Sketchoff's parent company, Vancouver Asian Canadian Theatre, has produced about 24 shows in the past six years, and its non-Asian audience is growing. "It's almost paralleling what happened in the States with the Afro-American community," says Chin, a high-school French teacher by day. "They had all these shows at the Apollo [Theater] with black comedians and strongly black crowds in the '60s and '70s, and they've suddenly become very mainstream and very hip in movies and TV. We're a little bit behind them because it's probably something that's discouraged in our own culture. We're supposed to be a doctor, dentist, or accountant, right? I'm out of the will because I'm a comedian."

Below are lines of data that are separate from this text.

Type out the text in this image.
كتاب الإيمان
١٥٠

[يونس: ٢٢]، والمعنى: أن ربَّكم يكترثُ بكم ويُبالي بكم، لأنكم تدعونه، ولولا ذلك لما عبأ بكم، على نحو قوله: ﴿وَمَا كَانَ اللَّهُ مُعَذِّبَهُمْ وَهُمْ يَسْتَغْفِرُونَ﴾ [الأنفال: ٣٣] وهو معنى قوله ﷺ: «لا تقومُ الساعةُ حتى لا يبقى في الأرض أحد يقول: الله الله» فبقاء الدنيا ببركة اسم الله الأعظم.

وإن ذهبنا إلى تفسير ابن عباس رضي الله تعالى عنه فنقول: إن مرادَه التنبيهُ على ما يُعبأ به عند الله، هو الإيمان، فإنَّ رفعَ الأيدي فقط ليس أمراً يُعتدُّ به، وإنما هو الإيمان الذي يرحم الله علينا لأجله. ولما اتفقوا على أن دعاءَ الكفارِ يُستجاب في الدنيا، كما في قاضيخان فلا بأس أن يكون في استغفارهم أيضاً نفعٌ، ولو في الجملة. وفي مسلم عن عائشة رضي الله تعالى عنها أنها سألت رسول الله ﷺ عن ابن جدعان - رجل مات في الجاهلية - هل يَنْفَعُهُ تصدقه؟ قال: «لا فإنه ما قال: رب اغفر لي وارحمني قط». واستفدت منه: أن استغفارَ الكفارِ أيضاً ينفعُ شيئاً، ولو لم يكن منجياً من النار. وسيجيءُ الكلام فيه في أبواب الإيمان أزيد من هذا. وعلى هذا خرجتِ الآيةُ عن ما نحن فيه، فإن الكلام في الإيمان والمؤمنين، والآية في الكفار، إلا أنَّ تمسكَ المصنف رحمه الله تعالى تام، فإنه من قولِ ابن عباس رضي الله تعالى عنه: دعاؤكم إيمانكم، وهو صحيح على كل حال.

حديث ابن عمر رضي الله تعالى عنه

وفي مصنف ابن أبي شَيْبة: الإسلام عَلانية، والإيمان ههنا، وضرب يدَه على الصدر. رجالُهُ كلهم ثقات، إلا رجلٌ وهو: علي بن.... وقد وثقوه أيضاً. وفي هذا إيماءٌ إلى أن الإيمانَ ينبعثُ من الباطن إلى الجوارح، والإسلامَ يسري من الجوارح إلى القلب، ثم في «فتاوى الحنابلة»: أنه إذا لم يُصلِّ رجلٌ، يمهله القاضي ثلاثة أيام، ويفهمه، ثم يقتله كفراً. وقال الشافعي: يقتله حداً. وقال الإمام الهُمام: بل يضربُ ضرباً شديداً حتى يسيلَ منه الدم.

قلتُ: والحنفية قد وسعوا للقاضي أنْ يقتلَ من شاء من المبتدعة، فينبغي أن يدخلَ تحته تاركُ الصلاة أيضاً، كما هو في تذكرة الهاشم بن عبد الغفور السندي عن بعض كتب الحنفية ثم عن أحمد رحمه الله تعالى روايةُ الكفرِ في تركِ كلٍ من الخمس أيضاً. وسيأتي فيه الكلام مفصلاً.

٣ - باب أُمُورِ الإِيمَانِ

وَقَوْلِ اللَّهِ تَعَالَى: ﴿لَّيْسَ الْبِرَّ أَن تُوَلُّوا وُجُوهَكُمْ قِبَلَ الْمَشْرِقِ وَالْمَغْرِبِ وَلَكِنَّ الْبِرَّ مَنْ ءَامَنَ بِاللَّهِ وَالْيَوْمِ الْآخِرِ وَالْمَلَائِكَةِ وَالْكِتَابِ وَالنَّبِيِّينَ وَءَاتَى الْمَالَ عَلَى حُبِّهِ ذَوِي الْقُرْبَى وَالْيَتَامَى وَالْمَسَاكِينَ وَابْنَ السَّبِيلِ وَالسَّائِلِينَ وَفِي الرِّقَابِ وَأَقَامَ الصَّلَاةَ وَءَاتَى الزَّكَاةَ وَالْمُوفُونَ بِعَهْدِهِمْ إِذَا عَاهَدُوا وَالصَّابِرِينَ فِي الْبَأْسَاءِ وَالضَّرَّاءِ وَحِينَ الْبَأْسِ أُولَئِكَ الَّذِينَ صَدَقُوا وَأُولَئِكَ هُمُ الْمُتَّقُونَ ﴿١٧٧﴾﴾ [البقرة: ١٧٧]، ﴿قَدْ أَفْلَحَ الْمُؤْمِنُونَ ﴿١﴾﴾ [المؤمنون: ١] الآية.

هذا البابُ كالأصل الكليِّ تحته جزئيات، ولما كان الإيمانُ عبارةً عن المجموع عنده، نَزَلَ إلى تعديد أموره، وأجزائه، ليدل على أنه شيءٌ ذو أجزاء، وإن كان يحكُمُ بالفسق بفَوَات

As with a lot of African-American comics, you can bet that a prominent theme will be racism. Even in our supposedly tolerant multicultural society, xenophobia is a fact of life.
"It's shocking!" Chin says, sounding incredulous. "People think it's gone, but I got called a 'fucking chink' on Friday. On Dunbar Street, of all places! Subtle things, too. I was in Alberta last year. I was trying to buy a hat and all they had were small sizes, and the lady said, 'It must be all that time you've spent in front of a computer.' I said, 'I dunno, lady. Surfing porn doesn't make you smarter.' I don't think she meant it in a mean way. But it's just stereotyping."
Still, VACT is careful not to paint all whiteys as bigots. "We're sensitive in that sense," Chin explains. "We don't want to portray anybody like that. One thing we do show, though, is that there is some kind of racism in the Asian culture, too. Even between Asians-the Chinese and Japanese and Koreans. And how goofy our own cultures are. So we try not to portray anyone in a mean light unless it's to serve a better goal."
Chin acknowledges the criticism that concentrating solely on Asian issues implicitly treats Canadians of Asian descent as second-class citizens. But he and his group are just trying to represent part of their identity. "Any kind of writing that anybody does has to come from a point of truth," he says. "And any writer writes from personal experiences and what they've experienced in their community. …I think people will find them [the sketches] silly anyways, but Asians will see that it's their own stories that are out there."
So everyone's a winner in this competition. Although only one goes home with the Rice Bowl.